Knowing Cognitive Computing

Cognitive computing is the tech industry’s latest ‘it’ thing. Not just within the Big Data world, but also outside that realm.

The virtues and drawbacks of cognitive computing are being discussed in mainstream television, newspapers, magazines and blogs, with questions like: What will it bring, what will be the effect on our jobs, and how we make decisions.

But what is cognitive computing and how can it be used in the organization? “Cognitive computing offers fundamental differences in how systems are built and interact with humans. Cognitive-based systems, such as IBM Watson, are able to build knowledge and learn, understand natural language, and reason and interact more naturally with human beings than traditional systems.”

What will you do with cognitive computing?

What can you do with cognitive computing? Or better: what will you do with cognitive computing?

Let me give two examples of how companies are using IBM Watson’s cognitive capabilities:

eyeQ specializes in digital content presentation at the point of sale; they use Watson to help customers make onsite product selection decisions. Their recommendations are based on analysis of the shoppers’ age, gender, and personality based on their Twitter feed.

Sellpoints (noticed) that 69% of consumers use search engines to make purchase decisions, but they drop off rapidly with each additional step (click) in the process. By searching on intent rather than simply by keyword matching, they reduce the number of steps and thus increase sales.

In addition to the above, IBM has put Watson to use for oncology, or general health, where it helps doctors diagnose patients and propose treatment plans. It will in the near future help lawyers find applicable texts and jurisdiction for their cases. It can help you improve your customer engagements with automated self-service Question-and-Answer applications.
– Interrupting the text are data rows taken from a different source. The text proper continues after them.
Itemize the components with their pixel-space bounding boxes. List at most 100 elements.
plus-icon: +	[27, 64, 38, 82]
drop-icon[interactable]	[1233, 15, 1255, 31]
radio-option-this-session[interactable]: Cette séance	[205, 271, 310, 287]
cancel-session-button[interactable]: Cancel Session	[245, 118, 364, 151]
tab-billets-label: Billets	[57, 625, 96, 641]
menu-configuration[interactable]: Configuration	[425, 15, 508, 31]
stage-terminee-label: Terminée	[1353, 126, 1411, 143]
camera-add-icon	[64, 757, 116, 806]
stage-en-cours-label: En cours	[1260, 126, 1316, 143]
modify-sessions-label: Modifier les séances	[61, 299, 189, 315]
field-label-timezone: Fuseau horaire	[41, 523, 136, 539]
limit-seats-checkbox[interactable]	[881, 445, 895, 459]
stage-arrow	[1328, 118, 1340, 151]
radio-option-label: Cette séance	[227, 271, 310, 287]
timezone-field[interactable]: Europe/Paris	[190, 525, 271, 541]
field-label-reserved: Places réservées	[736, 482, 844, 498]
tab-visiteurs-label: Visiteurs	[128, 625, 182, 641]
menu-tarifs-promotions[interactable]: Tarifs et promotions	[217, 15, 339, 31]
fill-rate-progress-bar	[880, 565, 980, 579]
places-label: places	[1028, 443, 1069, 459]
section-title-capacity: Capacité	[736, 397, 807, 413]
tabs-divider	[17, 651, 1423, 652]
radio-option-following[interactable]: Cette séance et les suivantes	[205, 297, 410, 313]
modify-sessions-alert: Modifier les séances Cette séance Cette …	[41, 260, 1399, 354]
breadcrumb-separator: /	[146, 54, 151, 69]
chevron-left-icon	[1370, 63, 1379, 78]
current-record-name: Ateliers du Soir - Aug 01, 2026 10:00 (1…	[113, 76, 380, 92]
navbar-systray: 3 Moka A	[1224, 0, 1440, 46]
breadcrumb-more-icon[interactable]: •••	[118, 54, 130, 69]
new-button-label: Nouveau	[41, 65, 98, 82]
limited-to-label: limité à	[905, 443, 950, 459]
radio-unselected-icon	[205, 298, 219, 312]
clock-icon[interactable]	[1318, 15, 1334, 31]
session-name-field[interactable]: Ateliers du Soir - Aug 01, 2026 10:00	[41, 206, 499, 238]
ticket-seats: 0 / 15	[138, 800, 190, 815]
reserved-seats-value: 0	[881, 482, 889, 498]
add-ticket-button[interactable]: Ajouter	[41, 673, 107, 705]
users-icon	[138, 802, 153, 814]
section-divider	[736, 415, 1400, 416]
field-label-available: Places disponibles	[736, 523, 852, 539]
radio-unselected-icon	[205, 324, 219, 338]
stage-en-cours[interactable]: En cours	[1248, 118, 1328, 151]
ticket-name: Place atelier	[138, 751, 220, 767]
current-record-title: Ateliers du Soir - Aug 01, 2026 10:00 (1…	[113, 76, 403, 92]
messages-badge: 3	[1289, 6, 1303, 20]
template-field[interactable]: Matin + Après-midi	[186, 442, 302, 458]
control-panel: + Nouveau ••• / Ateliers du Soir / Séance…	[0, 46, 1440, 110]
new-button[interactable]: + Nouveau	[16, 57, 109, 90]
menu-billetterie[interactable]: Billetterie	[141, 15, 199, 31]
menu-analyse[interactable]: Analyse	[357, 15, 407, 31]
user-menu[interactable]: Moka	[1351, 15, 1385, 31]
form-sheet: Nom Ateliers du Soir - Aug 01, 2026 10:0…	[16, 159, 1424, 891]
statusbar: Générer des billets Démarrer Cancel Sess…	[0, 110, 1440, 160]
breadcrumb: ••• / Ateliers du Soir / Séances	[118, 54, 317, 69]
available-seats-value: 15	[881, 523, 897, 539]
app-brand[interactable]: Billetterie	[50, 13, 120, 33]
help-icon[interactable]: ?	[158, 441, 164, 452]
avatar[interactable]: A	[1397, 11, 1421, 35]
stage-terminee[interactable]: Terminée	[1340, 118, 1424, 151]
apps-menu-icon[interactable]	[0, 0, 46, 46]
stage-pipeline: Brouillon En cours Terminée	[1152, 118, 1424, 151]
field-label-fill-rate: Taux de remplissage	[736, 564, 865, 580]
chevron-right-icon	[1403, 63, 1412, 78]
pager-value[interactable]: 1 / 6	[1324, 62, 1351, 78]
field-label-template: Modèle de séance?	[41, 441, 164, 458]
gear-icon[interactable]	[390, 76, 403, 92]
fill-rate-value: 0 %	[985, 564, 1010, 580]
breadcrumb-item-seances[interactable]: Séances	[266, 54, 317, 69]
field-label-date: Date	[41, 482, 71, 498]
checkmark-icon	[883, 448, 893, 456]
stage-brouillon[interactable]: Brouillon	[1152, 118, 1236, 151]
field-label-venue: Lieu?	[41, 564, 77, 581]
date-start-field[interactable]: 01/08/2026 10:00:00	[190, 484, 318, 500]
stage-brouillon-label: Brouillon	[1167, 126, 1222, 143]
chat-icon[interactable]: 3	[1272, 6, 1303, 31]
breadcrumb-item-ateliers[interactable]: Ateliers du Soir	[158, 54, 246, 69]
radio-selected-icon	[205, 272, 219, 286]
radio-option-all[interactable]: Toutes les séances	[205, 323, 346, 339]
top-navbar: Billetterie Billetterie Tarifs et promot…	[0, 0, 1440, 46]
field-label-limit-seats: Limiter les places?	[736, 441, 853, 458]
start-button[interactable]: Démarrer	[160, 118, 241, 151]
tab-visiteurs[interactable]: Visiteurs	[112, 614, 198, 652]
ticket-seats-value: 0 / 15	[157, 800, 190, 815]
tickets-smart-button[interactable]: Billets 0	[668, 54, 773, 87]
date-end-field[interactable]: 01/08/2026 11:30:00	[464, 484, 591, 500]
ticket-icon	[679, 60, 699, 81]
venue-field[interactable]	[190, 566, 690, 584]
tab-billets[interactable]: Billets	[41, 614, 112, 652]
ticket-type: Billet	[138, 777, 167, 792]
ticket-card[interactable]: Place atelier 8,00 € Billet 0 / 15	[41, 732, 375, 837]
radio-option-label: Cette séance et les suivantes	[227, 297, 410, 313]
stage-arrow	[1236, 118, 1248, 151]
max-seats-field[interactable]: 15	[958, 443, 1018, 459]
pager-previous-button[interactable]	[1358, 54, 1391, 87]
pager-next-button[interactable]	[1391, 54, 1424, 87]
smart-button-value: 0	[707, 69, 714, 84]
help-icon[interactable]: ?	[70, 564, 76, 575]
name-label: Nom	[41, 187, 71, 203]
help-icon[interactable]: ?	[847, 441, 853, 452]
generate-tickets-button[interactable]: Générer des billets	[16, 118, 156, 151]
All these and other applications take unstructured documents, websites, blog posts, books and so on as their source base of knowledge, or corpus.

This implies that knowledge is captured from all sorts of documents in an orderly manner, and that the knowledge base should be complete, or as complete, as can be. That’s one of the reasons that cognitive products find their first use in sectors where completeness of information is necessary to be compliant. And knowledge is mostly recorded in documents. Medicine and law are good examples of these kind of sectors.

Based on this corpus of knowledge, and the processing power to know and interpret all the information at hand, Watson and other cognitive systems can give you more complete and relevant answers than a human being, or through discovery by any advanced search engine, 24/7, and almost anywhere, with an Internet connection.

At this moment, oncologists rate computer expertise between an “assistant” and a “fellow expert”. But as IBM Watson learns on the job, these ratings will improve.

Better decisions

Computers can make increasingly better decisions, often even better than humans. But, will the person allow that? According to research by the Dutch company Motivaction 75 percent want to stay in control, 20 percent will occasionally have computers decide some things and only 5 percent would leave all decisions to computers.

Only when we acknowledge that humans are fallible and cannot, by nature, know everything, we can start to benefit from this new type of computing. Experts and professionals know they don’t know everything and are struggling to get to know what they don’t know:

“The professionals don’t know what they need to know. For instance, even attorneys that specialize don’t know the majority of the laws that define their specialty, let alone all of them. At the core of the IBM Watson effort and its general analytics push is to fix that problem. The time is coming when any professional that doesn’t have access to, and knowhow to use a tool like Watson will have inadequate skills to gain employment in the developed world.”

But first, you have to be aware of the value of this knowledge for your organization. That this knowledge is constantly changing and you and your employees have to learn constantly to keep up; at the same time being aware that you still don’t know enough. When your organization is focused on adding value based on knowledge, cognitive computing will give you a competitive edge.

You don’t have to be a research institute to work with knowledge. When you’re a retailer, cognitive computing will help you understand and communicate with your customers. In oil and gas exploration, it helps companies decide where to drill. It can assist lawyers in building legal arguments and police detectives in solving cold cases. Almost all organizations today use knowledge. Using knowledge from unstructured sources in and outside the organization will open new opportunities.

Cognitive computing can provide you with an unparalleled opportunity to leverage information and learning, to both grow your profits and provide value added services.

The question is not what can cognitive computing do, but rather how will you put cognitive computing to work for you.